System Architecture

Part of Project Kaze Architecture

1. Architectural Pattern

Kaze follows an Agent-Oriented Architecture — a hybrid pattern shaped by the fact that its primary compute units are intelligent, autonomous agents, not passive services.

Pattern	What Kaze borrows	Applied where
Actor Model	Autonomous entities with private state, message-passing	Agent runtime — each agent is an actor
Microservices	Independent deployment, own-your-data, clean API boundaries	Platform services (Gateway, Knowledge, Runtime)
Event-Driven	Loose coupling via async events	Inter-agent communication (direct calls now, NATS later)
Cell-Based	Self-contained isolated deployment units	Each tenant/deployment is a cell

New to Kaze (no traditional equivalent):

Components that learn from execution history
A governance hierarchy where AI agents can supervise other AI agents
Shared knowledge across agents while maintaining runtime isolation
A supervision ramp as a trust model (supervised → sampling → autonomous)

2. Layer Model

┌──────────────────────────────────────────────────────────┐
│                      KAZE PLATFORM                        │
│                                                           │
│  Layer 3: GOVERNANCE & SELF-IMPROVEMENT  [not yet built]  │
│  ┌────────────┐ ┌──────────────┐ ┌─────────────────────┐ │
│  │ Supervisor │ │ Quality      │ │ Improvement Agent   │ │
│  │ Agents     │ │ Monitor      │ │                     │ │
│  └────────────┘ └──────────────┘ └─────────────────────┘ │
│                                                           │
│  Layer 2: ORCHESTRATION & KNOWLEDGE                       │
│  ┌──────────────┐ ┌──────────────────────────────────┐   │
│  │ Orchestrator │ │ Knowledge System (Mem0+pgvector) │   │
│  │ Agents       │ │ Per-agent episodic memory     ✓  │   │
│  │ [not built]  │ │ Shared knowledge tiers   [plan]  │   │
│  └──────────────┘ └──────────────────────────────────┘   │
│                                                           │
│  Layer 1: EXECUTION                                    ✓  │
│  ┌────────────────────────────────────────────────────┐   │
│  │ Agent Skills (composable, reusable per vertical)   │   │
│  │ ┌────────┐ ┌────────┐ ┌───────┐ ┌──────────────┐  │   │
│  │ │ github │ │ digest │ │ seed  │ │meeting-notes │  │   │
│  │ └────────┘ └────────┘ └───────┘ └──────────────┘  │   │
│  └────────────────────────────────────────────────────┘   │
│                                                           │
│  Layer 0.5: INTERACTION                                ✓  │
│  ┌────────────────────────────────────────────────────┐   │
│  │ OpenClaw (Conversation Manager + Channel Adapters) │   │
│  │ ┌───────┐ ┌──────────┐ ┌────────┐ ┌───────┐       │   │
│  │ │ Slack │ │ WhatsApp │ │Telegram│ │ CLI   │       │   │
│  │ └───────┘ └──────────┘ └────────┘ └───────┘       │   │
│  └────────────────────────────────────────────────────┘   │
│                                                           │
│  Layer 0: PLATFORM INFRASTRUCTURE                      ✓  │
│  ┌──────────┐ ┌─────────┐ ┌──────┐ ┌───────────────┐    │
│  │ K8s      │ │Postgres │ │Vault │ │ Langfuse      │    │
│  │          │ │+pgvector│ │      │ │ (observability)│    │
│  └──────────┘ └─────────┘ └──────┘ └───────────────┘    │
│  ┌────────────────────────────────────────────────────┐   │
│  │ LLM Gateway (multi-provider, model hints, tools)   │   │
│  └────────────────────────────────────────────────────┘   │
│                                                           │
│  ALL CONTAINERIZED · ALL IaC · ANY CLOUD                  │
└──────────────────────────────────────────────────────────┘

3. Component Architecture (As Implemented)

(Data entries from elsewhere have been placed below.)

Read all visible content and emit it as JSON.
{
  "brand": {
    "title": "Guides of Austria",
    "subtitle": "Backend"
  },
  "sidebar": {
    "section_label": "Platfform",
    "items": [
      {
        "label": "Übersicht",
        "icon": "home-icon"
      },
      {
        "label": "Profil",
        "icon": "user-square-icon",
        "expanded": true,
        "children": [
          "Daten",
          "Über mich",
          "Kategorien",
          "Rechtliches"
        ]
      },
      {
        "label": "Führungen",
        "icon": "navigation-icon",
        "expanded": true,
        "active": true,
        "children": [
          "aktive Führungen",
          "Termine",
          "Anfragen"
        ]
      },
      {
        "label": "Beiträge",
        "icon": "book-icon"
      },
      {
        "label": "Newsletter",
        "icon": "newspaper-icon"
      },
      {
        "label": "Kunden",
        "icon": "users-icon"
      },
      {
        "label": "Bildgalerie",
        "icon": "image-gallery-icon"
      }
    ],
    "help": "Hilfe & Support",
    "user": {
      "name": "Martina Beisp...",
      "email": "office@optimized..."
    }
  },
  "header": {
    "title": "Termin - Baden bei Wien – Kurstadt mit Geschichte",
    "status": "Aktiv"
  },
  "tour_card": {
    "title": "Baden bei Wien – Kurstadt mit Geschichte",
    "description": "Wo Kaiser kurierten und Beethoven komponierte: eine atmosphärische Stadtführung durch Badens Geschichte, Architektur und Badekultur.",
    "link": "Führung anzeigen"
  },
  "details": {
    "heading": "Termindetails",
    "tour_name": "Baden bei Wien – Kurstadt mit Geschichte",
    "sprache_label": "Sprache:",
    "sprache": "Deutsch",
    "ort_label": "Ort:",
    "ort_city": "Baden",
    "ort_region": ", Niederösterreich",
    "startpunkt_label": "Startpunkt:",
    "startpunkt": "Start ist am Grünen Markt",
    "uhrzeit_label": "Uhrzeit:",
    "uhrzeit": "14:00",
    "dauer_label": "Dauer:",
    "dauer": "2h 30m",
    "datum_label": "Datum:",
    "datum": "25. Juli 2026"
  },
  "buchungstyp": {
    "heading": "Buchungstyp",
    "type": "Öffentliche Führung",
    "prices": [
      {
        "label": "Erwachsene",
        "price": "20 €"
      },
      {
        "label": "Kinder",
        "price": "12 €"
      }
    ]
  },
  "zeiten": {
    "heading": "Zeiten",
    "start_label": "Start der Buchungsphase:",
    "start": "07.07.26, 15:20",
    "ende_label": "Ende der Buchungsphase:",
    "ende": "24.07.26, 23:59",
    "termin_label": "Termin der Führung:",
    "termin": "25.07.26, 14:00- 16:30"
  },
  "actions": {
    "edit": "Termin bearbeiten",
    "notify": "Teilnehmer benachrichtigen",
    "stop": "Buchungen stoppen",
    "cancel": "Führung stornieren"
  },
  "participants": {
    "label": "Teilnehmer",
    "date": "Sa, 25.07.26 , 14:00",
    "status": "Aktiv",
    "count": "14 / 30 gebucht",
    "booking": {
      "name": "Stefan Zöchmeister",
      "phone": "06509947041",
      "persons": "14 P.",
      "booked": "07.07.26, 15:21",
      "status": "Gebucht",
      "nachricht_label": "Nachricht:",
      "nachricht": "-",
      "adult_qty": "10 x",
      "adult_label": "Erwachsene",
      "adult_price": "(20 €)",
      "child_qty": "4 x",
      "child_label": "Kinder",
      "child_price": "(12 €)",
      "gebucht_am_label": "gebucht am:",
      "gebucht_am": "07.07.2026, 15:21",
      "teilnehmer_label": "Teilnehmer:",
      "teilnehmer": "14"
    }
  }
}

                      ┌──────────────────────────┐
                      │  OpenClaw (Layer 0.5)      │
                      │  kaze_dispatch_task        │
                      │  kaze_list_verticals       │
                      │  kaze_agent_status         │
                      └────────────┬───────────────┘
                                   │ HTTP POST /dispatch
                                   │       or /dispatch/async
                                   ▼
┌─ kaze-runtime (port 4100) ────────────────────────────────────┐
│                                                                │
│  POST /dispatch          → sync task execution                 │
│  POST /dispatch/async    → async with callbackUrl              │
│  GET  /verticals         → list loaded verticals + skills      │
│  GET  /agents            → list active agents + status         │
│  POST /knowledge/search  → proxy to kaze-knowledge             │
│  GET  /langfuse/*        → proxy to Langfuse API               │
│  GET  /mcp/*             → proxy to Langfuse MCP sidecar       │
│                                                                │
│  VerticalAgent (long-lived, one per vertical)                  │
│    └─ SubAgent (ephemeral, one per task)                       │
│         ├─ handler mode  → TypeScript function                 │
│         ├─ prompt mode   → single-shot LLM call                │
│         └─ agentic mode  → multi-turn tool-use loop            │
│                                                                │
│  Supervision ramp: 20 runs → sampling, 50 → autonomous        │
│  3 consecutive failures → demotion                             │
│  Template engine: double-brace substitution + conditionals     │
│  Zero secrets — calls gateway + knowledge via HTTP             │
└──────┬───────────────────────────────┬────────────────────────┘
       │ HTTP                          │ HTTP
       ▼                               ▼
┌─ kaze-gateway (port 4200) ──┐  ┌─ kaze-knowledge (port 4300) ──┐
│                              │  │                                │
│ POST /llm/generate           │  │ POST /memory/search            │
│   → Vercel AI SDK            │  │   → vector similarity query    │
│   → Anthropic / Google       │  │                                │
│   → model hints:             │  │ POST /memory/add               │
│     fast → Haiku 4.5         │  │   → Mem0 LLM fact extraction   │
│     balanced → Sonnet 4.5    │  │   → embed → store              │
│     best → Opus 4.6          │  │                                │
│                              │  │ POST /memory/add-raw           │
│ POST /tools/execute          │  │   → direct embed → store       │
│   → credential injection     │  │   → skip LLM extraction        │
│   → 9 builtin tools          │  │                                │
│                              │  │ POST /memory/add-raw-batch     │
│ GET  /tools/catalog          │  │   → bulk embed (100/batch)     │
│                              │  │   → bulk insert (200/batch)    │
│ GET  /langfuse/*             │  │   → MD5 dedup                  │
│   → proxy to Langfuse API    │  │                                │
│                              │  │ Own LLM key (Gemini) for       │
│ Secrets: LLM keys, GitHub    │  │ fact extraction + embeddings   │
│ Observability: Langfuse      │  │ Storage: PostgreSQL + pgvector │
│ via OpenTelemetry            │  │ Vectors: 768-dim               │
└──────────────────────────────┘  └────────────────────────────────┘

3.1 Agent Runtime (`kaze-runtime`)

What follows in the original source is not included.